Experte erwartet Schub für internationale Kooperation durch Biden
13.11.2020
epd
epd-Gespräch: Jan Dirk Herbermann

Berlin, Genf (epd). Der Vorsitzende der Deutschen Gesellschaft für die Vereinten Nationen, Detlef Dzembritzki, erhofft sich von dem designierten US-Präsidenten Joe Biden einen kräftigen Schub für die internationale Kooperation. "Wir erwarten wieder deutlich mehr Miteinander in den Vereinten Nationen", sagte Dzembritzki dem Evangelischen Pressedienst in Berlin.

"Der kultivierte und respektvolle Stil Bidens macht die Bildung eines Konsenses in den UN wieder möglich", sagte Dzembritzki. Er verwies auf die Absicht des Demokraten Biden, die USA in das Pariser Klimaabkommen zurückzuführen und den Austritt aus der Weltgesundheitsorganisation zu stoppen. "Das sind klare Signale, dass Biden an ein Regelwerk für eine gemeinsame Zukunft und multilaterale Prinzipien glaubt", sagte der frühere SPD-Bundestagsabgeordnete Dzembritzki.

Der amtierende US-Präsident Donald Trump von den Republikanern hatte sein Land aus dem Klimaabkommen herausgeführt und den Abschied von der WHO eingeleitet. Dzembritzki sprach auch die Möglichkeit an, dass die USA unter Biden wieder dem UN-Atomabkommen mit dem Iran beitreten könnten. Auch aus dieser Vereinbarung hatte Trump die USA herausgelöst. Ein Wiedereinstieg in den Pakt zur Verhinderung einer atomaren Bewaffnung des Iran wäre leicht zu bewerkstelligen, erklärte Dzembritzki.

Der frühere Vorsitzende des Unterausschusses für die Vereinten Nationen im Bundestag sieht auch neue Optionen im Nahostkonflikt unter Biden. Der Demokrat könnte Bewegung in die erstarrten Fronten der Auseinandersetzung zwischen Israel und den Palästinensern bringen. Ziel müsse eine stabile Zweistaatenlösung bleiben, stellte Dzembritzki klar. Der DGVN-Vorsitzende schlug eine internationale Nahost-Konferenz mit allen Akteuren vor, die auch den Segen des UN-Sicherheitsrates haben müsse.

Dzembritzki warnte jedoch vor einem übertriebenen Optimismus bei der Beurteilung des gewählten US-Präsidenten.

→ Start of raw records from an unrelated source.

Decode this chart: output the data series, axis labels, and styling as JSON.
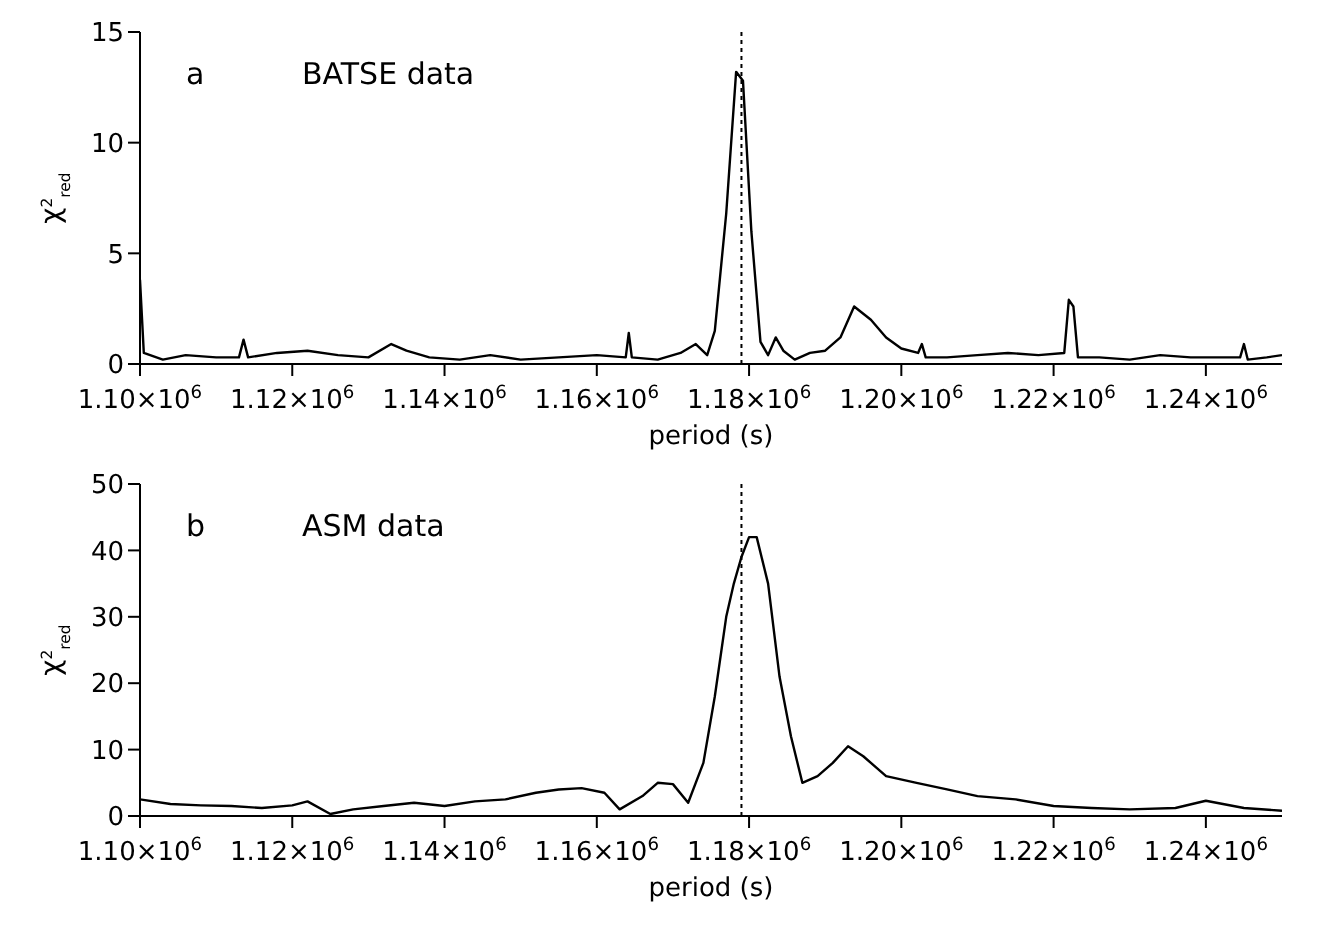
{
  "chart_data": [
    {
      "type": "line",
      "annotations": [
        "a",
        "BATSE data"
      ],
      "xlabel": "period (s)",
      "ylabel": "χ$^{2}$$_{red}$",
      "xlim": [
        1100000,
        1250000
      ],
      "xticks": [
        {
          "value": 1100000,
          "label": "1.10×10$^{6}$"
        },
        {
          "value": 1120000,
          "label": "1.12×10$^{6}$"
        },
        {
          "value": 1140000,
          "label": "1.14×10$^{6}$"
        },
        {
          "value": 1160000,
          "label": "1.16×10$^{6}$"
        },
        {
          "value": 1180000,
          "label": "1.18×10$^{6}$"
        },
        {
          "value": 1200000,
          "label": "1.20×10$^{6}$"
        },
        {
          "value": 1220000,
          "label": "1.22×10$^{6}$"
        },
        {
          "value": 1240000,
          "label": "1.24×10$^{6}$"
        }
      ],
      "ylim": [
        0,
        15
      ],
      "yticks": [
        0,
        5,
        10,
        15
      ],
      "grid": false,
      "legend": false,
      "marker": "none",
      "line_style": "solid",
      "ref_lines": [
        {
          "axis": "x",
          "value": 1179000,
          "color": "#000000",
          "line_style": "dotted"
        }
      ],
      "series": [
        {
          "color": "#000000",
          "x": [
            1100000,
            1100500,
            1103000,
            1106000,
            1110000,
            1113000,
            1113600,
            1114200,
            1118000,
            1122000,
            1126000,
            1130000,
            1133000,
            1135000,
            1138000,
            1142000,
            1146000,
            1150000,
            1155000,
            1160000,
            1163800,
            1164200,
            1164600,
            1168000,
            1171000,
            1173000,
            1174500,
            1175500,
            1177000,
            1178300,
            1179200,
            1180300,
            1181500,
            1182500,
            1183500,
            1184500,
            1186000,
            1188000,
            1190000,
            1192000,
            1193800,
            1196000,
            1198000,
            1200000,
            1202200,
            1202700,
            1203200,
            1206000,
            1210000,
            1214000,
            1218000,
            1221400,
            1222000,
            1222600,
            1223200,
            1226000,
            1230000,
            1234000,
            1238000,
            1241000,
            1244500,
            1245000,
            1245500,
            1248000,
            1250000
          ],
          "values": [
            3.8,
            0.5,
            0.2,
            0.4,
            0.3,
            0.3,
            1.1,
            0.3,
            0.5,
            0.6,
            0.4,
            0.3,
            0.9,
            0.6,
            0.3,
            0.2,
            0.4,
            0.2,
            0.3,
            0.4,
            0.3,
            1.4,
            0.3,
            0.2,
            0.5,
            0.9,
            0.4,
            1.5,
            6.8,
            13.2,
            12.8,
            6,
            1.0,
            0.4,
            1.2,
            0.6,
            0.2,
            0.5,
            0.6,
            1.2,
            2.6,
            2.0,
            1.2,
            0.7,
            0.5,
            0.9,
            0.3,
            0.3,
            0.4,
            0.5,
            0.4,
            0.5,
            2.9,
            2.6,
            0.3,
            0.3,
            0.2,
            0.4,
            0.3,
            0.3,
            0.3,
            0.9,
            0.2,
            0.3,
            0.4
          ]
        }
      ]
    },
    {
      "type": "line",
      "annotations": [
        "b",
        "ASM data"
      ],
      "xlabel": "period (s)",
      "ylabel": "χ$^{2}$$_{red}$",
      "xlim": [
        1100000,
        1250000
      ],
      "xticks": [
        {
          "value": 1100000,
          "label": "1.10×10$^{6}$"
        },
        {
          "value": 1120000,
          "label": "1.12×10$^{6}$"
        },
        {
          "value": 1140000,
          "label": "1.14×10$^{6}$"
        },
        {
          "value": 1160000,
          "label": "1.16×10$^{6}$"
        },
        {
          "value": 1180000,
          "label": "1.18×10$^{6}$"
        },
        {
          "value": 1200000,
          "label": "1.20×10$^{6}$"
        },
        {
          "value": 1220000,
          "label": "1.22×10$^{6}$"
        },
        {
          "value": 1240000,
          "label": "1.24×10$^{6}$"
        }
      ],
      "ylim": [
        0,
        50
      ],
      "yticks": [
        0,
        10,
        20,
        30,
        40,
        50
      ],
      "grid": false,
      "legend": false,
      "marker": "none",
      "line_style": "solid",
      "ref_lines": [
        {
          "axis": "x",
          "value": 1179000,
          "color": "#000000",
          "line_style": "dotted"
        }
      ],
      "series": [
        {
          "color": "#000000",
          "x": [
            1100000,
            1104000,
            1108000,
            1112000,
            1116000,
            1120000,
            1122000,
            1125000,
            1128000,
            1132000,
            1136000,
            1140000,
            1144000,
            1148000,
            1152000,
            1155000,
            1158000,
            1161000,
            1163000,
            1166000,
            1168000,
            1170000,
            1172000,
            1174000,
            1175500,
            1177000,
            1178000,
            1179000,
            1180000,
            1181000,
            1182500,
            1184000,
            1185500,
            1187000,
            1189000,
            1191000,
            1193000,
            1195000,
            1198000,
            1202000,
            1206000,
            1210000,
            1215000,
            1220000,
            1225000,
            1230000,
            1236000,
            1240000,
            1245000,
            1250000
          ],
          "values": [
            2.5,
            1.8,
            1.6,
            1.5,
            1.2,
            1.6,
            2.2,
            0.3,
            1,
            1.5,
            2,
            1.5,
            2.2,
            2.5,
            3.5,
            4,
            4.2,
            3.5,
            1,
            3,
            5,
            4.8,
            2,
            8,
            18,
            30,
            35,
            39,
            42,
            42,
            35,
            21,
            12,
            5,
            6,
            8,
            10.5,
            9,
            6,
            5,
            4,
            3,
            2.5,
            1.5,
            1.2,
            1,
            1.2,
            2.3,
            1.2,
            0.8
          ]
        }
      ]
    }
  ]
}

Der versierte Außenpolitiker und frühere Vizepräsident Biden werde auch die ökonomischen, wirtschaftlichen und militärischen Interessen der USA verfolgen und verteidigen. "Die USA haben ihre Grundsätze, etwa den Besitz von Atomwaffen, das wird sich auch unter Biden nicht ändern."

Präsident Trump habe eine "Politik der Zerstörung" in den UN betrieben. Letztlich hätten sich die Vereinten Nationen aber als widerstandsfähig gegen die Angriffe Trumps erwiesen. "Die Vereinten Nationen haben schon viele Krisen gemeistert, die Trump-Jahre waren sicher mit die schwersten Jahre für die Organisation", bilanzierte der Chef der Deutschen Gesellschaft für die Vereinten Nationen. Die DGVN mit Sitz in Berlin setzt sich für "starke Vereinte Nationen" ein. Nur eine enge internationale Zusammenarbeit könne den Frieden sichern, die Menschenrechte schützen und eine nachhaltige Entwicklung fördern.